The Bureau of Internal Revenue (BIR) collected P172 billion that month, eight percent more than P158.7 billion a year ago, while the Bureau of Customs (BoC) raked in P52.7 billion, a 33% jump from P39.6 billion. Collections from other state offices that month, however, were 10% less at P2.2 billion from P2.5 billion in the same comparative months.
“The increase was due to the combined effects of the weaker peso, higher oil price and higher import volumes,” the BTr explained of the surge in Customs collections.
Non-tax inflows, meanwhile, accounted for P32 billion of overall revenues in May, recording a 16% increase from P27.5 billion a year ago. The BTr generated P21.4 billion of that amount, 19% more than the P18 billion recorded in 2017. Other government offices raked in P10.6 billion, 12% more than the past year’s P9.5 billion.
Overall expenditures last month, meanwhile, totaled P291.9 billion, 12% more than the P261.7 billion disbursed a year ago.
Interest payments were P21.1 billion, steady from May 2017, “mainly due to peso depreciation and an increase in rates for outstanding floating rate loans”.
Stripping out interest payments, net state disbursements grew 12% to P270.8 billion from P240.7 billion.
Michael L. Ricafort, economist at the Rizal Commercial Banking Corp., said that sustaining above-than-expected revenues would send a good signal to international rating agencies that the Tax Reform for Acceleration and Inclusion law, or Republic Act No. 10963, is delivering on its promise.
“Narrower budget deficits compared to the target ceiling set by the government amid improved government revenue collections may be taken more positively by credit rating agencies, especially if this is due to the structural improvements in government revenue collections as a result of tax reform measures and other reform measures to further improve tax collections/tax effort in a sustained/recurring manner,” Mr. Ricafort said in an e-mail.
He attributed the relatively slower year-on-year expenditure growth to “higher base/denominator effects in the same period last year.”
“A combination of improved government revenues and sustainable growth in government expenditures — especially on infrastructure — would be the ideal scenario, in terms of improved fiscal performance with structural improvements in tax revenue collections and increased economic growth brought about by greater contribution of more government spending on infrastructure and other spending that support long-term economic development/prospects,” Mr. Ricafort said.

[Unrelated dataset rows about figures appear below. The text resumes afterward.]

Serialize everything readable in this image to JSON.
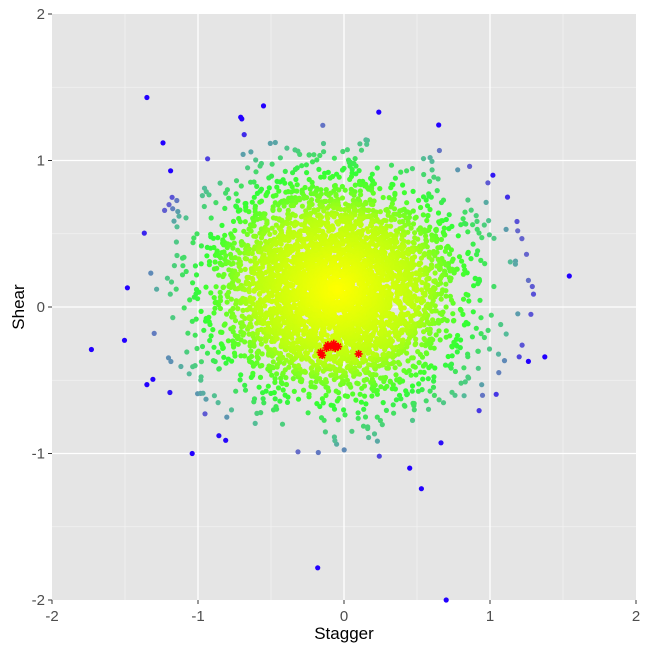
{
  "chart_data": {
    "type": "scatter",
    "title": "",
    "xlabel": "Stagger",
    "ylabel": "Shear",
    "xlim": [
      -2,
      2
    ],
    "ylim": [
      -2,
      2
    ],
    "x_ticks": [
      "-2",
      "-1",
      "0",
      "1",
      "2"
    ],
    "y_ticks": [
      "-2",
      "-1",
      "0",
      "1",
      "2"
    ],
    "grid": true,
    "legend": "none",
    "colors": {
      "panel_background": "#e5e5e5",
      "grid_major": "#ffffff",
      "grid_minor": "#f2f2f2",
      "density_high": "#ffff00",
      "density_mid": "#33ff33",
      "density_low": "#6666cc",
      "density_lowest": "#2200ff",
      "highlight": "#ff0000"
    },
    "series": [
      {
        "marker": "dot",
        "color_by": "local density (yellow high, green mid, blue low)",
        "approx_count": 4500,
        "center": [
          -0.05,
          0.12
        ],
        "spread_x": 0.42,
        "spread_y": 0.36,
        "outliers": [
          [
            -1.35,
            1.43
          ],
          [
            -1.24,
            1.12
          ],
          [
            -1.73,
            -0.29
          ],
          [
            -1.35,
            -0.53
          ],
          [
            -1.04,
            -1.0
          ],
          [
            -0.18,
            -1.78
          ],
          [
            0.7,
            -2.0
          ],
          [
            0.53,
            -1.24
          ],
          [
            0.45,
            -1.1
          ],
          [
            1.02,
            0.9
          ],
          [
            1.12,
            0.75
          ],
          [
            1.19,
            0.52
          ],
          [
            1.25,
            0.36
          ],
          [
            1.28,
            -0.05
          ],
          [
            1.29,
            0.14
          ],
          [
            1.2,
            -0.34
          ],
          [
            1.22,
            -0.26
          ],
          [
            0.86,
            0.96
          ],
          [
            -0.66,
            0.95
          ],
          [
            -0.14,
            1.06
          ],
          [
            0.12,
            1.07
          ],
          [
            0.59,
            1.02
          ],
          [
            -1.13,
            0.62
          ],
          [
            -1.3,
            -0.18
          ],
          [
            -0.81,
            -0.91
          ],
          [
            -1.02,
            -0.4
          ]
        ]
      },
      {
        "marker": "star",
        "color": "#ff0000",
        "points": [
          [
            -0.16,
            -0.31
          ],
          [
            -0.15,
            -0.33
          ],
          [
            -0.12,
            -0.28
          ],
          [
            -0.11,
            -0.26
          ],
          [
            -0.09,
            -0.27
          ],
          [
            -0.07,
            -0.25
          ],
          [
            -0.06,
            -0.28
          ],
          [
            -0.04,
            -0.27
          ],
          [
            0.1,
            -0.32
          ]
        ]
      }
    ]
  }
}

The January-May fiscal deficit is now at P138.7 billion, more than double the P63.6 billion recorded in the same five months last year.
This is equivalent to 26.48% of the P523.7-billion full-year programmed budget shortfall.
“Compared to program, year-to-date deficit was 32% or P66.3 billion lower than programmed on account of higher revenue collections which exceeded the program by P81.5 billion or 7%,” the BTr said.
Revenues in the five months to May totaled P1.186 trillion, 19% more year-on-year from P996.5 billion.
Of that total, tax collections were P1.067 trillion, up 18% from P900.8 billion. The BIR collected P827.7 billion as of May, growing 15% from P716.8 billion a year ago, while the Customs bureau raked in 31% more at P229.3 billion from P174.9 billion. Collections from other state offices were P9.8 billion, eight percent more than the year-ago P9.1 billion.
Overall non-tax revenues amounted to P119.4 billion, 25% more than the P95.8 billion collected a year ago, with the BTr growing collections by 22% to P58.4 billion from P48 billion and other government offices increasing these inflows by 28% to P61.1 billion from P47.7 billion.
Expenditures in the first five months of the year totaled P1.33 trillion, up 25% from P1.06 trillion the past year.
Total interest payments amounted to P141.4 billion, seven percent more than P132.3 billion last year.
Net of interest payments, state spending grew 28% to P1.184 trillion from P927.8 billion in the same comparative five months.